Follow these instructions at home:

  • Keep the drainage bag at or below the level of your bladder. Doing this ensures that urine can only drain out, not back into your body.
  • Secure the catheter tubing and drainage bag to your leg or thigh to keep it from moving.
  • Check the catheter tubing regularly to make sure there are no kinks or blockages.
  • Take showers daily to keep the catheter clean. Do not take a bath.
  • Do not pull on your catheter or try to remove it.
  • Disconnect the tubing and drainage bag as little as possible.
  • Empty the drainage bag every 2–4 hours, or more often if needed. Do not let the bag get completely full.
  • Wash your hands with soap and water before and after touching the catheter, tubing, or drainage bag.
  • Do not let the drainage bag or catheter tubing touch the floor.
  • Drink enough fluids to keep your urine clear or pale yellow, or as told by your health care provider.

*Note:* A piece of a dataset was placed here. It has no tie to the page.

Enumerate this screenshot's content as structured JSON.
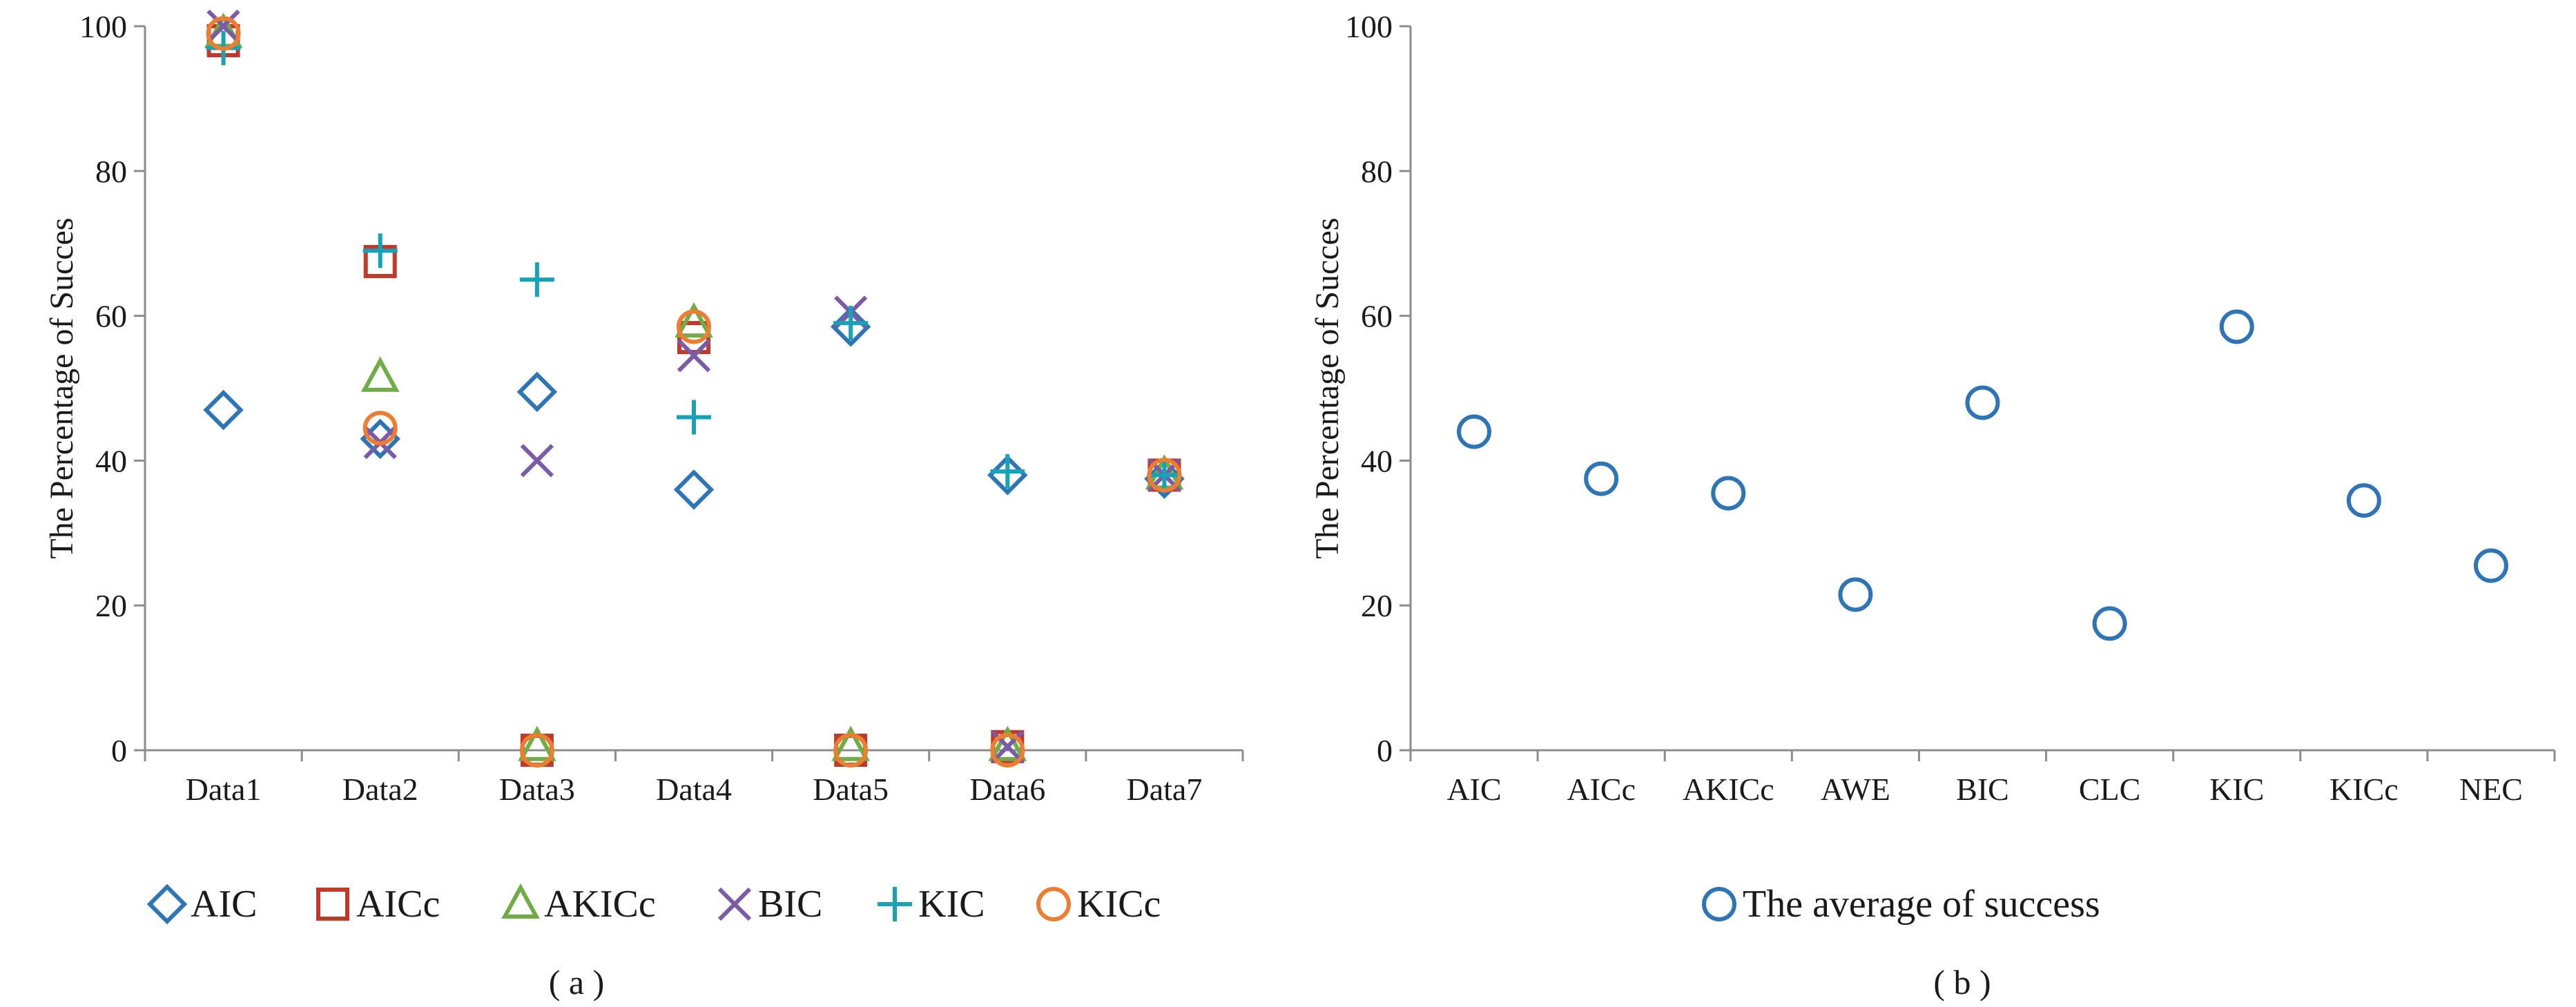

Contact a health care provider if:

  • Urine stops flowing into the drainage bag.
  • You feel pain or pressure in the bladder area.
  • You have back pain.
  • Your catheter gets clogged.
  • Your catheter starts to leak.
  • Your urine looks cloudy.
  • Your drainage bag or tubing looks dirty.
  • You notice a bad smell when emptying your drainage bag.

Get help right away if:

  • You have a fever or chills.
  • You have severe pain in your back or your lower abdomen.
  • You have warmth, redness, swelling, or pain in the urethra area.
  • You notice blood in your urine.
  • Your catheter gets pulled out.

Summary

  • Do not pull on your catheter or try to remove it.
  • Keep the drainage bag at or below the level of your bladder, but do not let the drainage bag or catheter tubing touch the floor.
  • Wash your hands with soap and water before and after touching the catheter, tubing, or drainage bag.
  • Contact your health care provider if you have a fever, chills, or any other signs of infection.